Gericht: Bayerischer Verwaltungsgerichtshof
Beschluss verkündet am 30.09.2004
Aktenzeichen: 26 C 04.939
Rechtsgebiete: GKG


Vorschriften:

GKG a.F. § 13 Abs. 1 Satz 1
GKG a.F. § 14 Abs. 1
GKG a.F. § 14 Abs. 2
GKG i.d.F. d. KostRMoG vom 05.05.2004 § 52 Abs. 1 Satz 1
GKG i.d.F. d. KostRMoG vom 05.05.2004 § 47 Abs. 1
GKG i.d.F. d. KostRMoG vom 05.05.2004 § 47 Abs. 2
Klagt der Bauherr gegen einen Bescheid, durch den auf den Widerspruch Drittbetroffener die ihm erteilte Baugenehmigung aufgehoben wird, so ist der Streitwert nicht in entsprechender Anwendung von § 14 Abs. 2 Satz 1 GKG a.F. (nunmehr § 47 Abs. 2 Satz 1 GKG i.d.F. des KostRMoG vom 5.5.2004 BGBl I S. 718) durch den Wert des Interesses der Drittbetroffenen an der Aufhebung der Baugenehmigung begrenzt (a.A. 20. Senat des Bayer. Verwaltungsgerichtshofs, Beschluss vom 18.9.2002 - 20 C 02.1735 BayVBl. 2003, 636).
Bayerischer Verwaltungsgerichtshof

26 C 04.939

In der Verwaltungsstreitsache

wegen

Teilanfechtung des Widerspruchsbescheids;

hier: Beschwerde der Bevollmächtigten der Beigeladenen zu 2 und 3 gegen den Beschluss des Bayerischen Verwaltungsgerichts Bayreuth vom 17. 03.2004

erlässt der Bayerische Verwaltungsgerichtshof,26. Senat,

durch den Vorsitzenden Richter am Verwaltungsgerichtshof Renk, den Richter am Verwaltungsgerichtshof Roßkopf, den Richter am Verwaltungsgerichtshof Fießelmann,

ohne mündliche Verhandlung am 30. September 2004 folgenden

Beschluss:

Tenor:

Unter Änderung des Beschlusses des Bayerischen Verwaltungsgerichts Bayreuth vom 17. März 2004 wird der Streitwert auf 30.000 Euro festgesetzt.

Gründe:

I.

Die Klägerin, ein Speditionsbetrieb, begehrte mit ihrer Klage die teilweise Aufhebung von verschärfenden Nebenbestimmungen zu einem Bauvorbescheid (nächtlicher Immissionsrichtwert 39 statt 43 dB (A), Beschränkung der Anzahl der zulässigen LKW An- und Abfahrten zur Nachtzeit auf lediglich 10), die durch den angefochtenen Widerspruchsbescheid zugunsten der Beigeladenen festgesetzt worden waren.
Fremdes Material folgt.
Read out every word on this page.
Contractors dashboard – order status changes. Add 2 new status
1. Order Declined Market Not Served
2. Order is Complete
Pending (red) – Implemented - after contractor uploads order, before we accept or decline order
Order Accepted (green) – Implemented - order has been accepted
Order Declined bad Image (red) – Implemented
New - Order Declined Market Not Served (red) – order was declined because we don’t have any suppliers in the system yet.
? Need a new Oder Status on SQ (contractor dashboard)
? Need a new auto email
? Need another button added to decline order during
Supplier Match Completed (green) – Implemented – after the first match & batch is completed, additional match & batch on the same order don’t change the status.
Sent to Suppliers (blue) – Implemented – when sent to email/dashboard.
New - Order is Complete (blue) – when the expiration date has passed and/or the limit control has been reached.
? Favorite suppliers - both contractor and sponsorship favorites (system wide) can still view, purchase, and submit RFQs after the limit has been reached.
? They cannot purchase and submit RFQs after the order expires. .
Bei diesen Begrenzungen könne sie die geplante Spedition in der vorgesehenen Größenordnung nicht wettbewerbsgerecht betreiben.

Aufgrund übereinstimmender Erledigungserklärungen stellte das Verwaltungsgericht das Verfahren mit Beschluss vom 17. März 2004 ein, überbürdete die Kosten zu je 1/3 auf die Klägerin, den Beklagten und die Beigeladenen zu 2 und 3 (letztere als Gesamtschuldner), die als Nachbarn einen Antrag auf Klageabweisung gestellt hatten. Den Streitwert setzte es mit der Begründung auf 7.500,-- Euro fest, dass nach der Rechtsprechung eines Senats des Bayerischen Verwaltungsgerichtshofs (Beschluss vom 18.9.2002 - 20 C 02.1735 BayVBl. 2003, 636) bei einer Klage des Bauherrn gegen einen Bescheid, durch den auf den Widerspruch Drittbetroffener die ihm erteilte Baugenehmigung aufgehoben wird, der Streitwert in entsprechender Anwendung von § 14 Abs. 2 Satz 1 GKG durch den Wert des Interesses der Drittbetroffenen an der Aufhebung der Baugenehmigung begrenzt sei. Das Verwaltungsgericht gehe davon aus, dass für die drei Grundstücke der Beigeladenen jeweils ein Streitwert von ca. 5000 Euro maßgeblich sei, der bei dem Vorbescheidsverfahren entsprechend Nr. 7.2 des Streitwertkatalogs zu halbieren sei.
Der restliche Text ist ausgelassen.